If a business having inventory, part of which the business will use (rather than sell) partly within the state and partly in other states (see "export"), it must segregate the inventory for its in-state use from the inventory destined for out-of-state use, or the business will pay sales or use tax on all of the inventory. This was the result in US Sprint Communications Co. v. Director of Revenue, No. 90-001285RS (AHC August 20, 1991).
As example of different state law and interpretations in similar circumstances, in McNamara v. D.H. Holmes Co., Ltd., 505 So.2d 102 (La.App. 4 Cir.,1987), the Louisiana Appeals Court found that Holmes was liable for use tax on catalogs it had printed out of state and mailed to Louisiana residents.
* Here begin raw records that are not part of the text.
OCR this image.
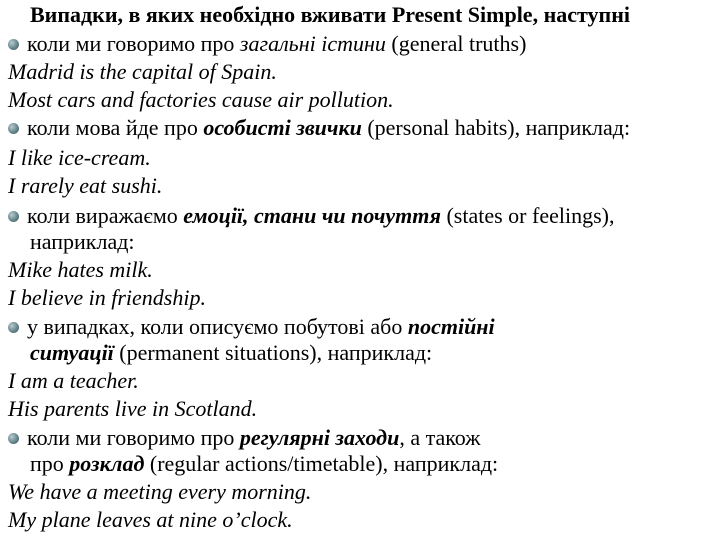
Випадки, в яких необхідно вживати Present Simple, наступні
коли ми говоримо про загальні істини (general truths)
Madrid is the capital of Spain.
Most cars and factories cause air pollution.
коли мова йде про особисті звички (personal habits), наприклад:
I like ice-cream.
I rarely eat sushi.
коли виражаємо емоції, стани чи почуття (states or feelings),
наприклад:
Mike hates milk.
I believe in friendship.
у випадках, коли описуємо побутові або постійні
ситуації (permanent situations), наприклад:
I am a teacher.
His parents live in Scotland.
коли ми говоримо про регулярні заходи, а також
про розклад (regular actions/timetable), наприклад:
We have a meeting every morning.
My plane leaves at nine o’clock.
Despite similar circumstances in The May Department Stores Company d.b.a. Famous-Barr Co. v. Director of Revenue, 748 SW2d 174 (Mo. 1988), the Missouri Supreme Court reversed the Administrative Hearing Commission and held that use tax did not apply because the taxpayer did not exercise the privilege of storing, using, or consuming the catalogs in Missouri. The catalogs were never in taxpayer's possession after printing was completed; they went from the printer to the post office to the addressees; nor did the catalogs come to rest in Missouri or become commingled with the general mass of property in Missouri until they were delivered to the various addresses.